Daniel Wallach, a Florida-based attorney focused on U.S. gambling law who is an adjunct professor at the University of New Hampshire Law School, said the government could have avoided the lawsuit by clearly communicating that it no longer has any intention to abide by the 2018 legal opinion from the Office of Legal Counsel at the Department of Justice. Wallach said he understands why IGT would want to file the lawsuit, even though the matter appears settled, since the stakes are so high for the company.

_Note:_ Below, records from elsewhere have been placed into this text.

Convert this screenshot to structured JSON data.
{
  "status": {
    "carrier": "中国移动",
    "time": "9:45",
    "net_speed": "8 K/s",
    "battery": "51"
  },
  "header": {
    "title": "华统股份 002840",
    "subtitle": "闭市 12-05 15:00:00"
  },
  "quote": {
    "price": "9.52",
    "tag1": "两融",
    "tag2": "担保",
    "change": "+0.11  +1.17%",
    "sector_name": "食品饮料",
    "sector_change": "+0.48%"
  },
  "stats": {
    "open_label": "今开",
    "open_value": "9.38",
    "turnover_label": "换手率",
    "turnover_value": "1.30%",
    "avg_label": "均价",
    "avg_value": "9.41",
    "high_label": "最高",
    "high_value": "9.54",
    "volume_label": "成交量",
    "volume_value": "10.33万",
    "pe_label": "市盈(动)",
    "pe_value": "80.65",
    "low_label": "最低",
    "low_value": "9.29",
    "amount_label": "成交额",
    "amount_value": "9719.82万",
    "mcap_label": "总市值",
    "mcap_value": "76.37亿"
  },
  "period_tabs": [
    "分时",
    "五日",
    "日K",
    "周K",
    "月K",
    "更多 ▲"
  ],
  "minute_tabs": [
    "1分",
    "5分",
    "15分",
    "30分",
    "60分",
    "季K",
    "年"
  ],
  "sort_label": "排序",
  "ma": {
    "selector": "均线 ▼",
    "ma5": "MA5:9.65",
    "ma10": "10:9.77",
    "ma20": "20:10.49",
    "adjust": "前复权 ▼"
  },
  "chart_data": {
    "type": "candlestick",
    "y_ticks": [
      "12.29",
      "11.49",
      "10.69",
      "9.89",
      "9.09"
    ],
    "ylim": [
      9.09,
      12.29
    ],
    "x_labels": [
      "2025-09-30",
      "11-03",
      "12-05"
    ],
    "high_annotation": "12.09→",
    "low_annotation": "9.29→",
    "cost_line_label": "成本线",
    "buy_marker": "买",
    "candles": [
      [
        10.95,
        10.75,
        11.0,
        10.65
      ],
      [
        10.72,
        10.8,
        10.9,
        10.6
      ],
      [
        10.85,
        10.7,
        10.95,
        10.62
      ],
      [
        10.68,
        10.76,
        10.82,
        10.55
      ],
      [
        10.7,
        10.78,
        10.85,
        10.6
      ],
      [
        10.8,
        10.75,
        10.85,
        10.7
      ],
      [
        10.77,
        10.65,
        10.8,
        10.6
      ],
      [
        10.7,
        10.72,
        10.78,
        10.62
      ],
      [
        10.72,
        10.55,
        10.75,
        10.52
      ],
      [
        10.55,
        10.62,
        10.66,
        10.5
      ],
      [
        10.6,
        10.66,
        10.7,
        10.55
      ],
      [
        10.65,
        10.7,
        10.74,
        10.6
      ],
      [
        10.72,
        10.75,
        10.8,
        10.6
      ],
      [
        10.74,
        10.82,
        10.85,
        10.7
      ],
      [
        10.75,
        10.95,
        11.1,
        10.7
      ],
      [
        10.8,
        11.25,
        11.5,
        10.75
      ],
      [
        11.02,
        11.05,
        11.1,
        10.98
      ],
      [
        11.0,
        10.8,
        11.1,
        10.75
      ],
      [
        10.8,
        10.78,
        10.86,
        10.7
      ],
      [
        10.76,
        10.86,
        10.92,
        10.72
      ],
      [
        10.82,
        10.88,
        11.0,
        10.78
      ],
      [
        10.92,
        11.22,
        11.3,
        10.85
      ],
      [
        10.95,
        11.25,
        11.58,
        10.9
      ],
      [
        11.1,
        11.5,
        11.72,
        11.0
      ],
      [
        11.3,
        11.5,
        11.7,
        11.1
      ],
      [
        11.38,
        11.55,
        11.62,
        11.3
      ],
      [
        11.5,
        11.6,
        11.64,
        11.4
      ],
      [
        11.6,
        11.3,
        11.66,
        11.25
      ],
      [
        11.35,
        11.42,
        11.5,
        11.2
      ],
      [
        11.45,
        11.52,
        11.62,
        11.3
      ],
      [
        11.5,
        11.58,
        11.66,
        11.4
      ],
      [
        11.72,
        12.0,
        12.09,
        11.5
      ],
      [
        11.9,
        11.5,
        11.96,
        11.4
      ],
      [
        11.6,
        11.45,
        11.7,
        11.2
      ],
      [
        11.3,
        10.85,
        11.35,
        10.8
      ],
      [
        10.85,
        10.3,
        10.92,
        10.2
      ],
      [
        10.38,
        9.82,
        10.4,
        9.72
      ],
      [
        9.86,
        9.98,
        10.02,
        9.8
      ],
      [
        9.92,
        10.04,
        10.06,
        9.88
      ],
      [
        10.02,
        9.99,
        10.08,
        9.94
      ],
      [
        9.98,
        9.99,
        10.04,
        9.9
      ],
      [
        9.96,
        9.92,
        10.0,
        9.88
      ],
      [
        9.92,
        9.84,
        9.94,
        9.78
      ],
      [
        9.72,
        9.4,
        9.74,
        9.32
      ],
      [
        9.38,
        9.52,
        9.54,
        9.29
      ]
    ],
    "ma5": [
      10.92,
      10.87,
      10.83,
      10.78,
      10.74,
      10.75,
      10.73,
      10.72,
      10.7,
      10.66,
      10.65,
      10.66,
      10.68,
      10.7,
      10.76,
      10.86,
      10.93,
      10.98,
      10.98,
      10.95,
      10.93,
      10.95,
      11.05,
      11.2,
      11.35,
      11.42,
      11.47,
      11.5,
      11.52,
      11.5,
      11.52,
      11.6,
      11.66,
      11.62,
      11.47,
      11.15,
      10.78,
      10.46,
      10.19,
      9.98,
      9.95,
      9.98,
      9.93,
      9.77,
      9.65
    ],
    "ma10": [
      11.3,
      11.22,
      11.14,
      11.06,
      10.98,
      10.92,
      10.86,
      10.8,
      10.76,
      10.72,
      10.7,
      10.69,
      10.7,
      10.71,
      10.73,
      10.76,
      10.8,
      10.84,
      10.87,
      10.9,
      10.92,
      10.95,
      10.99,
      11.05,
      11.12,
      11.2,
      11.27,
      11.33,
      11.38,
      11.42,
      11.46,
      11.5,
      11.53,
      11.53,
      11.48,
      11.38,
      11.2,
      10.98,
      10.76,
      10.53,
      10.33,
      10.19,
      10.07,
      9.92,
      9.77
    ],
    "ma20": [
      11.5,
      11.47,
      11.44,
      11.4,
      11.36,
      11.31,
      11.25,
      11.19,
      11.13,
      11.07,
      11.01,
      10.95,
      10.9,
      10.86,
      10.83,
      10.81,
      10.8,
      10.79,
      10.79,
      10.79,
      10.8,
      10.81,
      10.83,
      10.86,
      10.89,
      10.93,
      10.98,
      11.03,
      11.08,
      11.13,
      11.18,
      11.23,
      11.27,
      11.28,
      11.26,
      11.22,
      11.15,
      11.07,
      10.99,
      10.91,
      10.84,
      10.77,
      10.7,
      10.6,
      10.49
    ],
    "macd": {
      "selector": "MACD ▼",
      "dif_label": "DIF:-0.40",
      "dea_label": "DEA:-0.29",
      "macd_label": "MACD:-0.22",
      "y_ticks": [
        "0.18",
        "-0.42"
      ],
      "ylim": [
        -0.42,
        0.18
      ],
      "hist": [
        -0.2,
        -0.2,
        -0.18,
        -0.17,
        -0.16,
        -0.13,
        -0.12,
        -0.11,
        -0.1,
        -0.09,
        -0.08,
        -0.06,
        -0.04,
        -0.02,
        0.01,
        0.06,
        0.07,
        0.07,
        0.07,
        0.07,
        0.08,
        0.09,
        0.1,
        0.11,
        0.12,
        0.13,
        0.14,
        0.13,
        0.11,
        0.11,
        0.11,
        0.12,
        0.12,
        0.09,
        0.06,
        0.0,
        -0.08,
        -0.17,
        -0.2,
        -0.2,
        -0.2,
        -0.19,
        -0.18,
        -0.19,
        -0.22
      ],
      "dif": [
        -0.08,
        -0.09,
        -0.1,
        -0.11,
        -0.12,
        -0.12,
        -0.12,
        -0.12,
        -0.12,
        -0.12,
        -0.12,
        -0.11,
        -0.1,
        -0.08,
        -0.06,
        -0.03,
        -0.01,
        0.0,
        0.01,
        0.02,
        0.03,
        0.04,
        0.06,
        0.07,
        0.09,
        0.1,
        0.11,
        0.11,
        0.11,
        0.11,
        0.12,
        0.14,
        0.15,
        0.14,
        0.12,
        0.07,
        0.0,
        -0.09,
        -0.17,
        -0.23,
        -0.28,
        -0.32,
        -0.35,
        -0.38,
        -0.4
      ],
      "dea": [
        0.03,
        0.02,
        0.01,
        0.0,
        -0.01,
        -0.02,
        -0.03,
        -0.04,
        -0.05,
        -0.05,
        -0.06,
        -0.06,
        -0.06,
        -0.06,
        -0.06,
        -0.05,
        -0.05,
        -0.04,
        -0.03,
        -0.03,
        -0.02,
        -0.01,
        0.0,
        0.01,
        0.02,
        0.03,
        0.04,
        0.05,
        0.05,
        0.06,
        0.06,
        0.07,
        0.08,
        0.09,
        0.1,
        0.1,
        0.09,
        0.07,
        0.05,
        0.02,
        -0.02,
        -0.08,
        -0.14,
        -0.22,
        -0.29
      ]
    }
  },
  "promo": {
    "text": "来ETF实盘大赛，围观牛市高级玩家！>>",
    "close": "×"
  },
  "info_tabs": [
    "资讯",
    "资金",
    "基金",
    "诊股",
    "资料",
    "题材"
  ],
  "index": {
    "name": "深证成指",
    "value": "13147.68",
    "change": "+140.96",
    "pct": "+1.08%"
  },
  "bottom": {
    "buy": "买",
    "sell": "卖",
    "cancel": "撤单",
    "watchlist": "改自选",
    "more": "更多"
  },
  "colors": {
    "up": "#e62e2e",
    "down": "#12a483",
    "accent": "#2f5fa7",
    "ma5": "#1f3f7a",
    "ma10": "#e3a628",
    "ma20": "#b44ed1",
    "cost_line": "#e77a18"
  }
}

“Companies that operate in heavily regulated industries need to have some degree of reliability and comfort that they’re not going to be prosecuted,” Wallach said. “There’s not a bona fide legal issue anymore. IGT must not have received that level of assurance from the federal government. If they had, there may be no need to file the lawsuit. I’m surprised at the apparent disconnect between IGT and the Department of Justice.”

In response to a request for comment, IGT offered an emailed statement asserting its support for the ruling in the New Hampshire case as it was upheld by the First Circuit Court of Appeals, adding that, “the Wire Act only applies to sports betting and not to other forms of gaming.”

Wallach, founder of Wallach Legal LLC, said if it wasn’t for the “flakiness” of federal officials, failing to offer a firm stance on the issue, then the lawsuit would be unnecessary. Regardless, Wallach said the legality of the Wire Act has now been settled. IGT just doesn’t want to take any chances, he said.

“This lawsuit is more out of an excess of caution. IGT is bringing this lawsuit because it operates in one of the most heavily licensed industries in the U.S.,” he said. “They can’t be wrong. They need absolutely assurance. There’s no margin for error if you’re a licensed gambling company.